I tried recompiling some C code on RP2 that does a single-precision 2D inverse FFT with 4096 x 4096 elements, using the current Raspbian gcc without special flags, and also gcc-4.8 with them. I did 4 runs with each version, and the time in the FFT routine averaged 62 seconds in both cases. Is this expected, or should there be an improvement? There was one tiny difference; the older GCC code took 62 or 63 seconds on each run. The newer code varied from 61 to 64 seconds. The system was otherwise unloaded (except for 'top' running, showing the FFT code at 99.8% ... 100.3% cpu) in both cases.
Code: Select all
Compile flags:
(Case 1) gcc -ansi -pedantic -Wall -O4 (Raspbian gcc version 4.6.3)

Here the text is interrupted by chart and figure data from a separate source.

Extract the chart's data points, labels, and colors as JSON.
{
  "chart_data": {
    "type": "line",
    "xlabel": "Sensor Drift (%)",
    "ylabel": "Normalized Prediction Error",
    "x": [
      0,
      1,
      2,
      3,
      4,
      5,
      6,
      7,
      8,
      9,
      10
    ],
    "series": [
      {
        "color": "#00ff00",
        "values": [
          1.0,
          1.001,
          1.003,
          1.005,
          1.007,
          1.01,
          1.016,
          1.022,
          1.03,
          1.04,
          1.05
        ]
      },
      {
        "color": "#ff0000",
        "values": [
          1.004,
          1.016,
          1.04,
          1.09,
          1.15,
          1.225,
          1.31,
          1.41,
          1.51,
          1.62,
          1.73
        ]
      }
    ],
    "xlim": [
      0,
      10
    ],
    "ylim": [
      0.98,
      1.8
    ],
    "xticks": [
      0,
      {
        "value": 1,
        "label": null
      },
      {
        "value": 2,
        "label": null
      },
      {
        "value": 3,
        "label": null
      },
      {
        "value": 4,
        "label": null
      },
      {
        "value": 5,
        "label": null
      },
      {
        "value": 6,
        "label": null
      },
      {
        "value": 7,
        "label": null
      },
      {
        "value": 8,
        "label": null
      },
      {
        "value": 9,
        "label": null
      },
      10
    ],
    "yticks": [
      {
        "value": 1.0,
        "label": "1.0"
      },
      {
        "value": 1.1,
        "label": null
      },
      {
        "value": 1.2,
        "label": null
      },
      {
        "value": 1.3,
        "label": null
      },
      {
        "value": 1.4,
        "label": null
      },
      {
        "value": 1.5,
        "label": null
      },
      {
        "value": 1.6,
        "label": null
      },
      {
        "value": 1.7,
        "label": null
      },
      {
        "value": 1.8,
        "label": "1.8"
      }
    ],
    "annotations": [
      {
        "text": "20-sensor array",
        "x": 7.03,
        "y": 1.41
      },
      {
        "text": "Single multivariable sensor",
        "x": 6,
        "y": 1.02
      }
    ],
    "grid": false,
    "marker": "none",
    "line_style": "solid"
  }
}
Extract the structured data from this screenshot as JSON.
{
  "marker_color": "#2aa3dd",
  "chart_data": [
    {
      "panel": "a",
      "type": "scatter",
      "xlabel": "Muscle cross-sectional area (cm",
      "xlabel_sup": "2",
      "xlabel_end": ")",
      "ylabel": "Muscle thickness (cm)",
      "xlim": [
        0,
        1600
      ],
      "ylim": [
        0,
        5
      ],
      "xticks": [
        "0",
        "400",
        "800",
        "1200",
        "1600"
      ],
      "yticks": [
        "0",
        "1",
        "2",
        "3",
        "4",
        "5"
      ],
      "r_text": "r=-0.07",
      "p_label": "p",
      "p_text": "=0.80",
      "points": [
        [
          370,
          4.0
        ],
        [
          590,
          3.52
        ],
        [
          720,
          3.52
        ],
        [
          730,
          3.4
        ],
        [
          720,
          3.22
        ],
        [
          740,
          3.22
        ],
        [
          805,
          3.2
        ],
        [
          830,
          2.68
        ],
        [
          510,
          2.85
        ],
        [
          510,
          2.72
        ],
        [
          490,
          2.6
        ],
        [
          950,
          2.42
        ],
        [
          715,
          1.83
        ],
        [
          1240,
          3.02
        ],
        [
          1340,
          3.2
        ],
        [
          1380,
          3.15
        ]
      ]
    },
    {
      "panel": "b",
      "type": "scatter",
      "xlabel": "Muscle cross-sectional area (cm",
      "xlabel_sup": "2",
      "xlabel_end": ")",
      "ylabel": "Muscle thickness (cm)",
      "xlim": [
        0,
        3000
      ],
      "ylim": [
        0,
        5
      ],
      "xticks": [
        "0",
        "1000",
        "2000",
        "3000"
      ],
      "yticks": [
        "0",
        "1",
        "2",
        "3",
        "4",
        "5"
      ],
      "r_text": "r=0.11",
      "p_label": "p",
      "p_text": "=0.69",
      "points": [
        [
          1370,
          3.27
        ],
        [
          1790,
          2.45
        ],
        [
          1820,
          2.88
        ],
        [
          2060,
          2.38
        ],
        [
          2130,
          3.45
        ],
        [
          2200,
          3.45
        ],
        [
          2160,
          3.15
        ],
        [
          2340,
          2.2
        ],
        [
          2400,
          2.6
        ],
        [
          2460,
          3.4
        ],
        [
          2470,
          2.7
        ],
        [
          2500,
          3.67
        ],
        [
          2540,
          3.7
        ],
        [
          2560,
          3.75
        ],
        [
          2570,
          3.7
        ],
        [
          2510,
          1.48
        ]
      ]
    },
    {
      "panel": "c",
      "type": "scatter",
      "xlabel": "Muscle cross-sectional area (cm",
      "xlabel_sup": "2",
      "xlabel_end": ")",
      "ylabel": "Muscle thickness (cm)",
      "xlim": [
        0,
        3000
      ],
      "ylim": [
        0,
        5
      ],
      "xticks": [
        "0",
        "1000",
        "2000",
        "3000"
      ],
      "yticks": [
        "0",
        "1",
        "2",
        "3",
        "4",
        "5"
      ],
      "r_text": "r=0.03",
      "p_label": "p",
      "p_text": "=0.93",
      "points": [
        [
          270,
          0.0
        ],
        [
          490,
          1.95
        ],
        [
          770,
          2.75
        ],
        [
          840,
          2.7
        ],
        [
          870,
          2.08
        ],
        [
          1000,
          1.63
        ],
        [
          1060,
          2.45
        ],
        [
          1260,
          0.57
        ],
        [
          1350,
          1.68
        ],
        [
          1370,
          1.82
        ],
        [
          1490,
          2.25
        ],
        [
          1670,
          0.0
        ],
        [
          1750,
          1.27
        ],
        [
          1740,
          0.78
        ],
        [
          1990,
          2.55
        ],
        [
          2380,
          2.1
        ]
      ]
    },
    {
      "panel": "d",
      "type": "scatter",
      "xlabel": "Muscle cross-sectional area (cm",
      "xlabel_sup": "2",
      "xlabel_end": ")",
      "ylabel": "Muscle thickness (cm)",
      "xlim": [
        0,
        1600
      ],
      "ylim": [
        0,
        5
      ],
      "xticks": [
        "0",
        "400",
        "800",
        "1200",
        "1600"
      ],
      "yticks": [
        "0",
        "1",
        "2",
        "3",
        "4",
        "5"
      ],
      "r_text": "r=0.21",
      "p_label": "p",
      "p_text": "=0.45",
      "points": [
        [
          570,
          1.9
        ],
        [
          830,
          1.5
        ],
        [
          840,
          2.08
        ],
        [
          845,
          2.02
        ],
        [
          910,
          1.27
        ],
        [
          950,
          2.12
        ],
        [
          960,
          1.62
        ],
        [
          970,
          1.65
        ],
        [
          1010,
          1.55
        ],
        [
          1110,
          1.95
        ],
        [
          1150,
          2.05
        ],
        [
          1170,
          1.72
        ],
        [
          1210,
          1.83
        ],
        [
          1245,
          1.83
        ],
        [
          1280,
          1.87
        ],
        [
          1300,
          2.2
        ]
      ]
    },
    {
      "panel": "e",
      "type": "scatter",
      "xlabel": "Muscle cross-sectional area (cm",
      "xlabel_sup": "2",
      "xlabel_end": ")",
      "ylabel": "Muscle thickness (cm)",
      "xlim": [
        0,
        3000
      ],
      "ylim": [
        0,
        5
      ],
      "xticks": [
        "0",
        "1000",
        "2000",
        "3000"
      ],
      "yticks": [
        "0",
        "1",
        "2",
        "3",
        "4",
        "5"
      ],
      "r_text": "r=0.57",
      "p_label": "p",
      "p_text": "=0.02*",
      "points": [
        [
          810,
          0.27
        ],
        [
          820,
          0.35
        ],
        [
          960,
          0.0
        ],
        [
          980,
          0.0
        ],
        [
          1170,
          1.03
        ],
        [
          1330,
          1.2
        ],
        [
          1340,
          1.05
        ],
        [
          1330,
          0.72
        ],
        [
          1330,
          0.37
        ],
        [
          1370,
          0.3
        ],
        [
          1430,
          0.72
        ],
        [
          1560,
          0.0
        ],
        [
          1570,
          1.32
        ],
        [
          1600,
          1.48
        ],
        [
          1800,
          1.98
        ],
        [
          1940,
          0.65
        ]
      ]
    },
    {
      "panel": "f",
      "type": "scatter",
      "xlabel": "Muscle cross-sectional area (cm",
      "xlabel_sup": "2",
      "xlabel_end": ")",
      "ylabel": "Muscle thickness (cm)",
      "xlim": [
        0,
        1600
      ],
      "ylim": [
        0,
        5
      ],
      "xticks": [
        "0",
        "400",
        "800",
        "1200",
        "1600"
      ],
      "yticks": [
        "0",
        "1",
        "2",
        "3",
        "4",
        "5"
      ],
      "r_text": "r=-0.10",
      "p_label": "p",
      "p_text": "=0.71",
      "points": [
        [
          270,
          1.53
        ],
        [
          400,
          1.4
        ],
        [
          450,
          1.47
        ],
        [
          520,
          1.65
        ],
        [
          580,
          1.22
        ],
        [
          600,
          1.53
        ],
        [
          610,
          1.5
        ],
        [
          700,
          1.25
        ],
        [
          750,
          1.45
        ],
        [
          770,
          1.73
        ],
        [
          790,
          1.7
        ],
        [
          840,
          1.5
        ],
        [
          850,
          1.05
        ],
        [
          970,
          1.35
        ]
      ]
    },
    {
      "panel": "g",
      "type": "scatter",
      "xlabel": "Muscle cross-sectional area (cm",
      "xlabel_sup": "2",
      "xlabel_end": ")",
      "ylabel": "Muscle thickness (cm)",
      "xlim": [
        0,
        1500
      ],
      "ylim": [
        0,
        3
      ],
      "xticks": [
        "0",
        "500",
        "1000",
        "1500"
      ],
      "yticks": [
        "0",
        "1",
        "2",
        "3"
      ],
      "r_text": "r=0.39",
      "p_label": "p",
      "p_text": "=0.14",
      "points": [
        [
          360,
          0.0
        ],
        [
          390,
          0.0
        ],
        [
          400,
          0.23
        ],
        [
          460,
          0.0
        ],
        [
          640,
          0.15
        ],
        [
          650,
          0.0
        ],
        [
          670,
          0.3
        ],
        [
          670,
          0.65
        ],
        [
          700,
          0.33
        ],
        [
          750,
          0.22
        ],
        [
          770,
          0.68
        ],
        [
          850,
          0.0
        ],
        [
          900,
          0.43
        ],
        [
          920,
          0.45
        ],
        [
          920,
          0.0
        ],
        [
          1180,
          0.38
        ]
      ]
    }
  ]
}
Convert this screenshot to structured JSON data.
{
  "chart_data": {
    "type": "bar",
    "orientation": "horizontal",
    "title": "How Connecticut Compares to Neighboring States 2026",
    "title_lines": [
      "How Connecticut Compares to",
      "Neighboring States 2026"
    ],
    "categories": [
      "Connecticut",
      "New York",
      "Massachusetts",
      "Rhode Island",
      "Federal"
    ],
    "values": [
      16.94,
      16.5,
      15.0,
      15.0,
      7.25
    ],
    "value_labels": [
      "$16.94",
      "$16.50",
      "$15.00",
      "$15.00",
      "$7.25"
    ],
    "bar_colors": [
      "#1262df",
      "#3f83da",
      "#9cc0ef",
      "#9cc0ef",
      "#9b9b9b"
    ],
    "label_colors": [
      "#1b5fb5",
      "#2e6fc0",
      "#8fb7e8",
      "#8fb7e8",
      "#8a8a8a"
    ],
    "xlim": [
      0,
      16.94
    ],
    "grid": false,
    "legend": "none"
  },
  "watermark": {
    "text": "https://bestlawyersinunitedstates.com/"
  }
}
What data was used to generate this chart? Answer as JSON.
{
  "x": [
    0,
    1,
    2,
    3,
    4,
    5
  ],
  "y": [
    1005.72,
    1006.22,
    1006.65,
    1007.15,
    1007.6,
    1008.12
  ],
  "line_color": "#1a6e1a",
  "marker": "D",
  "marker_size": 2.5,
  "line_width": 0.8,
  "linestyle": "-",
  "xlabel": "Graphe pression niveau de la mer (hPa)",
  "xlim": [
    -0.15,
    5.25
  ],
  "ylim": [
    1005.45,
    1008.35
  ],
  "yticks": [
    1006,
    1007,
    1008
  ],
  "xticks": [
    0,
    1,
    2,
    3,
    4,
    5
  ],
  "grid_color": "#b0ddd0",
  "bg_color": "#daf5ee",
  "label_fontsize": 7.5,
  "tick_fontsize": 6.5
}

(Case 2) gcc-4.8 -ansi -pedantic -Wall -O4 -mcpu=cortex-a7 -mfpu=neon-vfpv4 -mfloat-abi=hard -funsafe-math-optimizations
If anyone's interested, the code is
http://www.bealecorner.org/best/gforge/Hflab095.zip and inside the interpreter my test was:
EDIT: using the built-in repeat function the variability went away, but still nearly the same speed.
Code: Select all
HL>repeat 10 cfill 4096; tic; ifft; toc; pop
62 seconds.
62 seconds.
61 seconds.
62 seconds.
62 seconds.
62 seconds.
62 seconds.
61 seconds.
62 seconds.
62 seconds.
HL-ARMv7>repeat 10 cfill 4096; tic; ifft; toc; pop
62 seconds.
62 seconds.
61 seconds.
61 seconds.
61 seconds.
61 seconds.
61 seconds.
61 seconds.
61 seconds.
61 seconds.
Note: with 4 threads each at 100% CPU, my power meter says 0.47 A @ 5.02V = 2.36 W, and after a few minutes cpu temperature = 53 C
Interestingly, if I run four instances of the "hl" program each doing a large FFT job, each one takes about 156 seconds to complete instead of 62 seconds, so with all four CPUs busy, each thread is running at 40% of the full speed it had when running alone. I guess the problem is the memory bus access, since each 4096x4096 complex array takes up 134 MB it won't fit in any kind of local cache, and the FFT process is highly non-local, accessing every element frequently.